Real Madrid
 

 
 

Un obrero del fútbol

Calificar a Ramón Moreno Grosso como un obrero del fútbol, no es, ni mucho menos, desprestigiarle o rebajar su calidad, que la tuvo y en cantidades generosas, muy al contrario, es ensalzar las virtudes de un hombre, de un gran deportista, que tuvo la difícil misión de suplir al mítico Alfredo Di Stéfano en el centro de la delantera madridista.

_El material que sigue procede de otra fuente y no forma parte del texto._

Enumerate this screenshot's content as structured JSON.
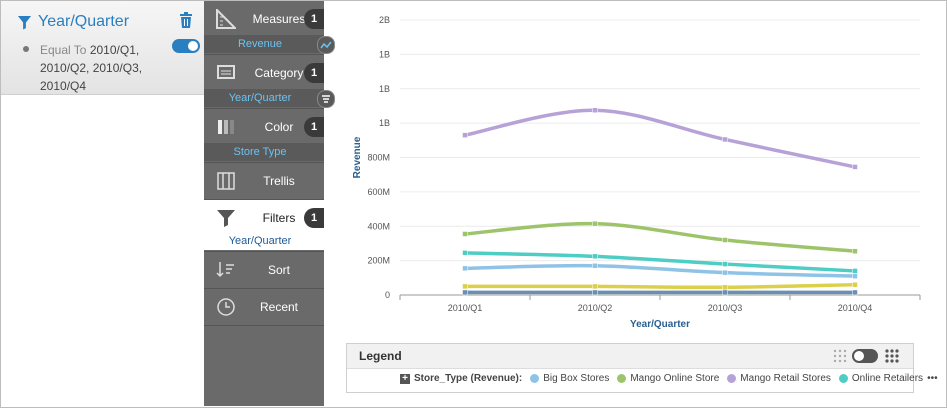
{
  "filter": {
    "title": "Year/Quarter",
    "condition_label": "Equal To",
    "condition_values": "2010/Q1, 2010/Q2, 2010/Q3, 2010/Q4"
  },
  "shelf": {
    "measures": {
      "label": "Measures",
      "count": "1",
      "sub": "Revenue"
    },
    "category": {
      "label": "Category",
      "count": "1",
      "sub": "Year/Quarter"
    },
    "color": {
      "label": "Color",
      "count": "1",
      "sub": "Store Type"
    },
    "trellis": {
      "label": "Trellis"
    },
    "filters": {
      "label": "Filters",
      "count": "1",
      "sub": "Year/Quarter"
    },
    "sort": {
      "label": "Sort"
    },
    "recent": {
      "label": "Recent"
    }
  },
  "legend": {
    "title": "Legend",
    "group_label": "Store_Type (Revenue):",
    "more": "•••"
  },
  "chart_data": {
    "type": "line",
    "categories": [
      "2010/Q1",
      "2010/Q2",
      "2010/Q3",
      "2010/Q4"
    ],
    "xlabel": "Year/Quarter",
    "ylabel": "Revenue",
    "yticks": [
      "0",
      "200M",
      "400M",
      "600M",
      "800M",
      "1B",
      "1B",
      "1B",
      "2B"
    ],
    "ylim": [
      0,
      1600
    ],
    "series": [
      {
        "name": "Big Box Stores",
        "color": "#8fc3e6",
        "values": [
          155,
          170,
          130,
          110
        ]
      },
      {
        "name": "Mango Online Store",
        "color": "#9dc46a",
        "values": [
          355,
          415,
          320,
          255
        ]
      },
      {
        "name": "Mango Retail Stores",
        "color": "#b7a2d8",
        "values": [
          930,
          1075,
          905,
          745
        ]
      },
      {
        "name": "Online Retailers",
        "color": "#4ecdc4",
        "values": [
          245,
          225,
          180,
          140
        ]
      },
      {
        "name": "",
        "color": "#dccf4a",
        "values": [
          50,
          50,
          45,
          60
        ]
      },
      {
        "name": "",
        "color": "#6a8fb5",
        "values": [
          15,
          15,
          15,
          15
        ]
      }
    ]
  }
}
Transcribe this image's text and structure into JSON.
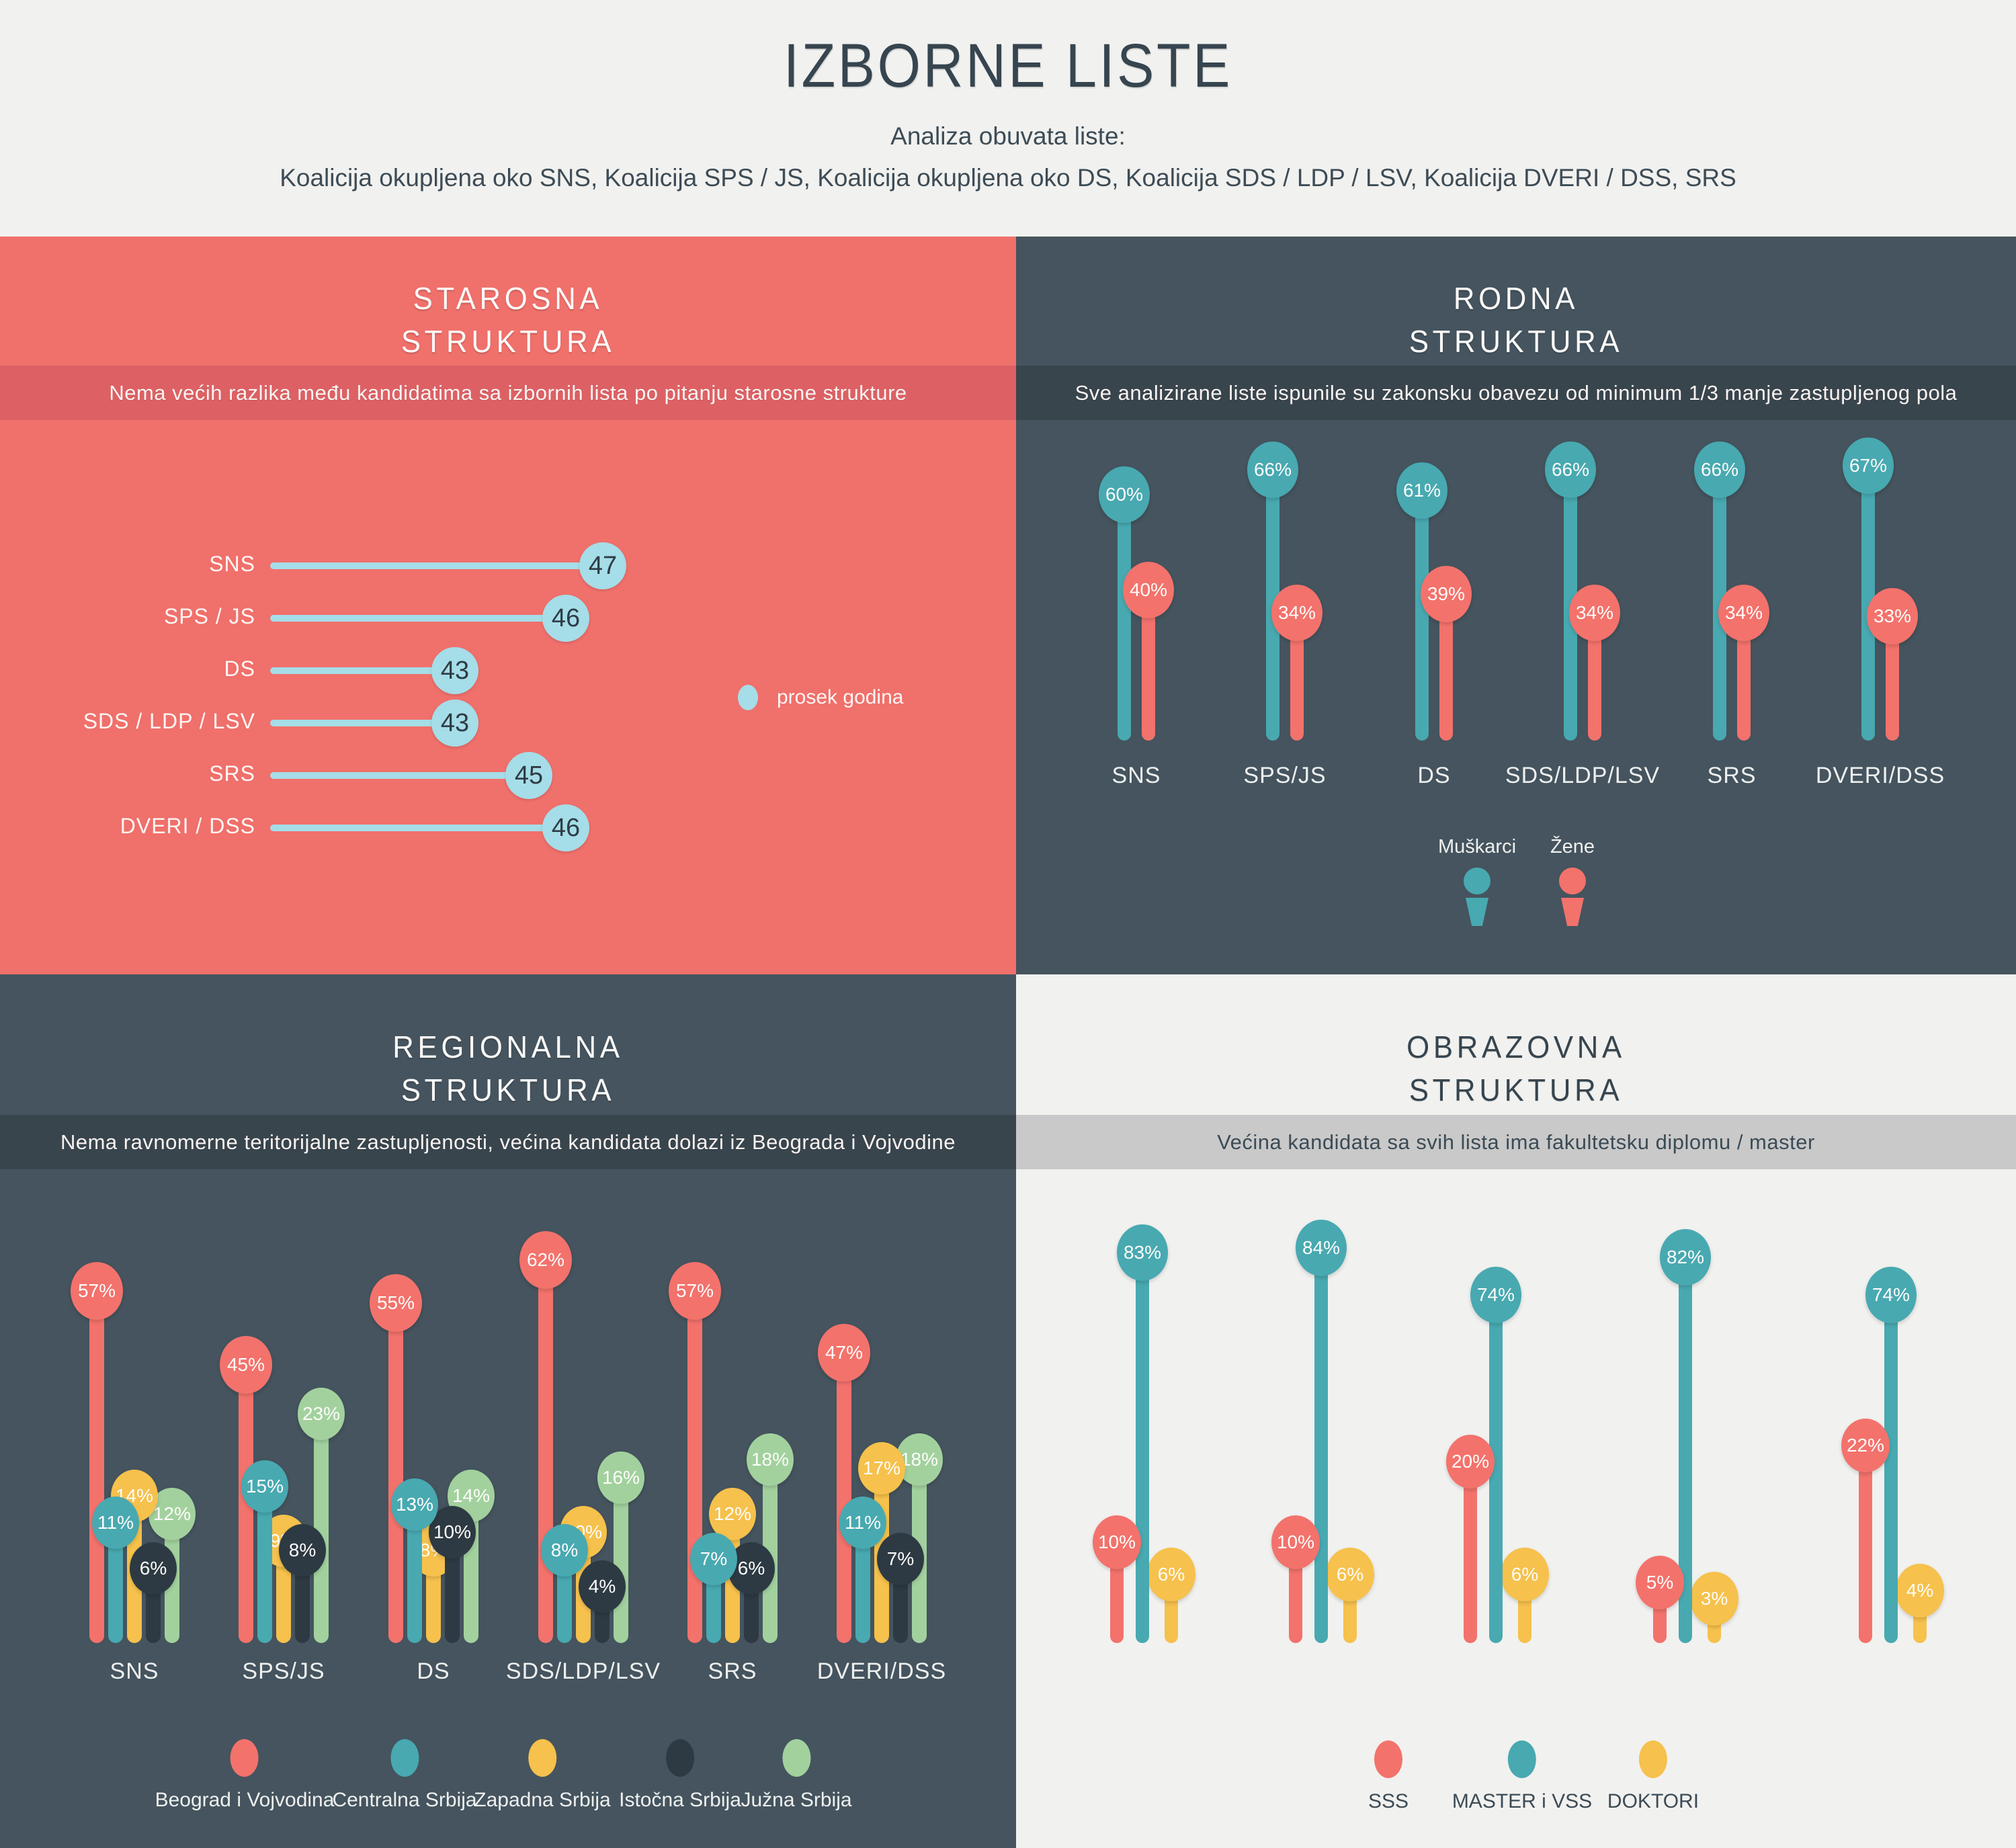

Grosso heredó, con orgullo, el “9” del mejor jugador del mundo, y trabajó para el bien del equipo olvidando el interés personal. Máximo goleador del Real Madrid en dos ocasiones, internacional, Campeón del Mundo de Selecciones Militares, entrenador... Grosso fue un hombre de equipo, el jugador que todo entrenador y aficionado desea tener en su bando. Álbum de fotos

Con 15 años ficha por el Real Madrid

Ramón Moreno Grosso nació en Madrid el 8 de diciembre de 1943. Sus primeros pasos en el fútbol fueron los dados en el patio del Colegio de Nuestra Señora del Recuerdo, donde ya era famoso entre sus compañeros, entre loa que se encontraba Luis Aragonés, por la fuerza y el tesón que ponía en todos los lances del juego. Más tarde comenzó a jugar más en serio formando parte del equipo juvenil del Colegio Salesiano de Santo Domingo el Sabio, perteneciente al distrito madrileño de San Blas.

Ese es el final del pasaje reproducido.